Tudo ótimo se eu não estivesse com dores insuportáveis. Após o exame, chegou-se a conclusão de que eu deveria ser internada para passar por um procedimento cirurgico. O médico plantonista, com a delicadeza de um elefante, deixou bem claro que eu não seria internada se não deixasse um cheque de...adivinha...de...R$ 20.000,00! Isso mesmo! Você não leu errado não! R$ 20.000,00! Maravilha!
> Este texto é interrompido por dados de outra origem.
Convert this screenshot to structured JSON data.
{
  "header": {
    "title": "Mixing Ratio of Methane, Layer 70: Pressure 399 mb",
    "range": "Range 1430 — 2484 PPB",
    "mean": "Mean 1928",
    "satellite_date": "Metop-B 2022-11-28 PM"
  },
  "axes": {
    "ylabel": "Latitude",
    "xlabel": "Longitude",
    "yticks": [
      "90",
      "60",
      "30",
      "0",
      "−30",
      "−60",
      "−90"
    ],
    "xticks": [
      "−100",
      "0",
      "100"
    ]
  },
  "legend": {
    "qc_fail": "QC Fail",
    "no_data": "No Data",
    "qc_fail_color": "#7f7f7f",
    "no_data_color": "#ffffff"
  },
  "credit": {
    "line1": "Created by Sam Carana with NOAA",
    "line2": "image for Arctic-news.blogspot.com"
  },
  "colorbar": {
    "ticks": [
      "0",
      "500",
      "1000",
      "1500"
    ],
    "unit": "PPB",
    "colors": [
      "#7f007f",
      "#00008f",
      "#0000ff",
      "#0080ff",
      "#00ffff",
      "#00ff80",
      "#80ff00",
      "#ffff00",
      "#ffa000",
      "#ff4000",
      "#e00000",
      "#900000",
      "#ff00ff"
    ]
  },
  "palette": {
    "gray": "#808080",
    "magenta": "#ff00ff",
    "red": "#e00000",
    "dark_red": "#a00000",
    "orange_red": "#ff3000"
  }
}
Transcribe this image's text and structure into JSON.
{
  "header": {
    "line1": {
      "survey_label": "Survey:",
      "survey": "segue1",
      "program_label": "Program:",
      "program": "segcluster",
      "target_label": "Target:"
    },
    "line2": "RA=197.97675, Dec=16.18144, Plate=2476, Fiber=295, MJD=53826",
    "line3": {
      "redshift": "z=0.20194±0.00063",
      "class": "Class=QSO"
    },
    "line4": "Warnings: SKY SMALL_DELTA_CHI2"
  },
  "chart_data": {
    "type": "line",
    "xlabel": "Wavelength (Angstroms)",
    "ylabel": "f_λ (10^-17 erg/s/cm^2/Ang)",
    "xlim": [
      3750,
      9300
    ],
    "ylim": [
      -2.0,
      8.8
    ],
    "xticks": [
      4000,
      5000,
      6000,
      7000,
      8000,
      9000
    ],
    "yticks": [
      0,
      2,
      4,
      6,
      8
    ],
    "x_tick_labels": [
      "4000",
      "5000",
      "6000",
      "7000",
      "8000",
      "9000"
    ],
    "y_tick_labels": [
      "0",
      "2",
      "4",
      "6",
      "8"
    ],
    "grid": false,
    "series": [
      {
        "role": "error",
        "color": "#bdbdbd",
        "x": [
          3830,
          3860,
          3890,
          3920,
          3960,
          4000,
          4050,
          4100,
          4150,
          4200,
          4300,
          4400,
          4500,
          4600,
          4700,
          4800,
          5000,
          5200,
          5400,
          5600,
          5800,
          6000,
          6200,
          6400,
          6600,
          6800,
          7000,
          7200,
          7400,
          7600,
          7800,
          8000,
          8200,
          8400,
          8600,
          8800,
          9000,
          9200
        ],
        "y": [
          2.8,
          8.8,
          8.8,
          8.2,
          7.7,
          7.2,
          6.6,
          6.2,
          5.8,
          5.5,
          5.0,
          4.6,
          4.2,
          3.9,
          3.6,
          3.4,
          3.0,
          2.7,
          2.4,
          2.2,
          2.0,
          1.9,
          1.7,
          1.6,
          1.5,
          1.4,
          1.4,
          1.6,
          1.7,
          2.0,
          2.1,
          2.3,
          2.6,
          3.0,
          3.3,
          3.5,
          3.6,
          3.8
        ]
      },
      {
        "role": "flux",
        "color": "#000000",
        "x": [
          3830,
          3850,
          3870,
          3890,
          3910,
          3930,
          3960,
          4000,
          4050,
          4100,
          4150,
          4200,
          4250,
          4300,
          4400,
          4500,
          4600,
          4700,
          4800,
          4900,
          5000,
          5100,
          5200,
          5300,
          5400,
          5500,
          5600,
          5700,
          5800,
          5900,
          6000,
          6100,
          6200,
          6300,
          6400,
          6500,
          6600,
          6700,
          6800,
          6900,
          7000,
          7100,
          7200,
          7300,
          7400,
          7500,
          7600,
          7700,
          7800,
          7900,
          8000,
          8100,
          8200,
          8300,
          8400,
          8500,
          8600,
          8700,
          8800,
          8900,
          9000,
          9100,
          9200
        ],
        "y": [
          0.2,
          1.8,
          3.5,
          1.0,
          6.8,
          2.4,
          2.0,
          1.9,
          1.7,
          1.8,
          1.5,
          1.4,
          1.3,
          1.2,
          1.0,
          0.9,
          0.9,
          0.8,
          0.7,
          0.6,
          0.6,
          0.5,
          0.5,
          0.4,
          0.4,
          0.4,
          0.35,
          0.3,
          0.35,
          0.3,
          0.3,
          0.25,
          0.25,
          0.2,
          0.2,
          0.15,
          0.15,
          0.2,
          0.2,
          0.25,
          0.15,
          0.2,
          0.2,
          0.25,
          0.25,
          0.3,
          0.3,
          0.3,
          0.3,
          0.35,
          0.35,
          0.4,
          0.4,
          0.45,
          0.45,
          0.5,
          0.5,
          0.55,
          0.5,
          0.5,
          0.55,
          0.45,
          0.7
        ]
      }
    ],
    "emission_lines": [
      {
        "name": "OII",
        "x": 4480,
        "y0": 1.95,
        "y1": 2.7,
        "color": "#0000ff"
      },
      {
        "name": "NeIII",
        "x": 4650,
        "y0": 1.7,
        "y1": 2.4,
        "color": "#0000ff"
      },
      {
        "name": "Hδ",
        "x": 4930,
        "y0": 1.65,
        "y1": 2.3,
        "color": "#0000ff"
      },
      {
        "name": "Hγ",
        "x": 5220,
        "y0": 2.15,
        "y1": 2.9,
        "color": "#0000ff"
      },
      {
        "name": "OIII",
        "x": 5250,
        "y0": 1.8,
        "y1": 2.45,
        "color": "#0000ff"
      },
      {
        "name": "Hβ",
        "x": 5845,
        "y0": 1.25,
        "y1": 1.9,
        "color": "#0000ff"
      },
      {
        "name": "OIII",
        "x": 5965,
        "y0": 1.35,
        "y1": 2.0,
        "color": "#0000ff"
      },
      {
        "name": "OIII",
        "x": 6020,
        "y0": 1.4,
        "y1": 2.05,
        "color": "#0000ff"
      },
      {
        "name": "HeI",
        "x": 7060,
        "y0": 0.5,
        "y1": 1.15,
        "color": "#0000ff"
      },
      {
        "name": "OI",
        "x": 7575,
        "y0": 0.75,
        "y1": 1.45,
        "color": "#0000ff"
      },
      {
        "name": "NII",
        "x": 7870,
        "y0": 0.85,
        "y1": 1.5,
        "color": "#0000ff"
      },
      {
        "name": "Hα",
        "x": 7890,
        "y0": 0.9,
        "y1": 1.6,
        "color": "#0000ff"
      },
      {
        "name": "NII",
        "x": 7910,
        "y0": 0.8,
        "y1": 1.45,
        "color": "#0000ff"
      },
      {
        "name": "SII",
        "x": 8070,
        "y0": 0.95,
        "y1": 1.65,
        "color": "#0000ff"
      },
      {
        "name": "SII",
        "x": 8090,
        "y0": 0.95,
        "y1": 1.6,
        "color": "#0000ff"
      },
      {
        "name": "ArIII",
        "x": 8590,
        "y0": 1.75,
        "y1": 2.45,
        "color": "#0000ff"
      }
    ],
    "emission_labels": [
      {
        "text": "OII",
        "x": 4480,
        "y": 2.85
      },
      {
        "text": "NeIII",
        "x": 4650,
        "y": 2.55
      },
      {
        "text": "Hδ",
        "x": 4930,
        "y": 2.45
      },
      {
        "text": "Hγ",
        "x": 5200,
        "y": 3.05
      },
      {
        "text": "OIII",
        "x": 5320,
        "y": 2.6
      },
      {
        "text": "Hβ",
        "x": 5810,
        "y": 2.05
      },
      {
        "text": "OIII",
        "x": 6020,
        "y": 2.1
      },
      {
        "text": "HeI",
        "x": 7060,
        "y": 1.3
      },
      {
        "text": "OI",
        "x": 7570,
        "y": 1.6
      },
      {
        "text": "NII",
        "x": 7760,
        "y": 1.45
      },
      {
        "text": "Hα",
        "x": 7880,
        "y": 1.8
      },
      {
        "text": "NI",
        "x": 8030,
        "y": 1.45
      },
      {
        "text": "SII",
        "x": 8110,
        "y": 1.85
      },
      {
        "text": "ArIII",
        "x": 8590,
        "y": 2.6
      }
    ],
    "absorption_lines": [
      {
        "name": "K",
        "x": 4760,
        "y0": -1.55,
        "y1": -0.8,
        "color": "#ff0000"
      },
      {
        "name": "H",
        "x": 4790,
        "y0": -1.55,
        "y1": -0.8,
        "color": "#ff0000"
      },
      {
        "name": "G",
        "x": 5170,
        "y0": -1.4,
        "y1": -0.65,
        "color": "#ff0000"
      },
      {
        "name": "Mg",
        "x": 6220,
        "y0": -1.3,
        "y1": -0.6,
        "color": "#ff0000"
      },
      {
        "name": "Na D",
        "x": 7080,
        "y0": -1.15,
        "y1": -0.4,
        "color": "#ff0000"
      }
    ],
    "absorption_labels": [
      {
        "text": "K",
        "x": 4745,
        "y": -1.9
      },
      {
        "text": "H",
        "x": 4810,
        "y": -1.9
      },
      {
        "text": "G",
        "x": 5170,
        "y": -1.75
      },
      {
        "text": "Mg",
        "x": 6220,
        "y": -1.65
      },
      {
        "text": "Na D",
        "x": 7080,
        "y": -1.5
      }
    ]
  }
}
Para quem não tem opção...faça o cheque e depois corre atrás, certo?!

Assim foi feito e todo o procedimento e internação correram muito bem! 20 minutos depois eu já estava no quarto (que só de hotelaria custou mais de R$ 600,00 por diária - nem hotel de luxo, hein?! Fala sério!) e no dia seguinte, bem cedo, recebi a visita do meu querido médico, que voltou de viagem para me atender e me operar. Ele me deu alta.

Das 8:00 da manhã até às 3:00 da tarde, do dia que recebi alta, o maridão, incansável, gastou todo o seu português e latim com a diretoria do hospital para entender o porquê do pagamento. Eu dei entrada no hospital como emergência e já tinha cobertura para isso! Após muita conversa e argumentação o hospital devolveu o cheque e pagou todas as despesas pelo plano de saúde!

Alívio geral da nação, mas a sensação de que o dinheiro é muito mais importante que a saúde ou a vida de alguém ficou clara e cristalina! Apenas no dia seguinte a minha internação, quando o departamento comercial abriu, foi que meu marido provou que nós tínhamos direito a cobertura pelo plano! E aí?! Se o cheque não fosse dado eu ficaria sem atendimento?! Eu morreria na fila?! Eu seria mandada para casa?!

Para os que estão preocupados com a minha saúde, fiquem tranquilos! Foi apenas um susto! Estou ótima e recuperada! Próxima semana terei um retorno com meu médico, pago pelo plano!

Para os que estão preocupados com o futuro da saúde no Brasil, fiquem mesmo! Somos a cópia perfeita dos EUA! Não tem plano de saúde...que pena...tenha muita fé!

MONEY TALKS HERE!!!

*R$ 580,00 é o valor mensal do plano de saúde para nós dois.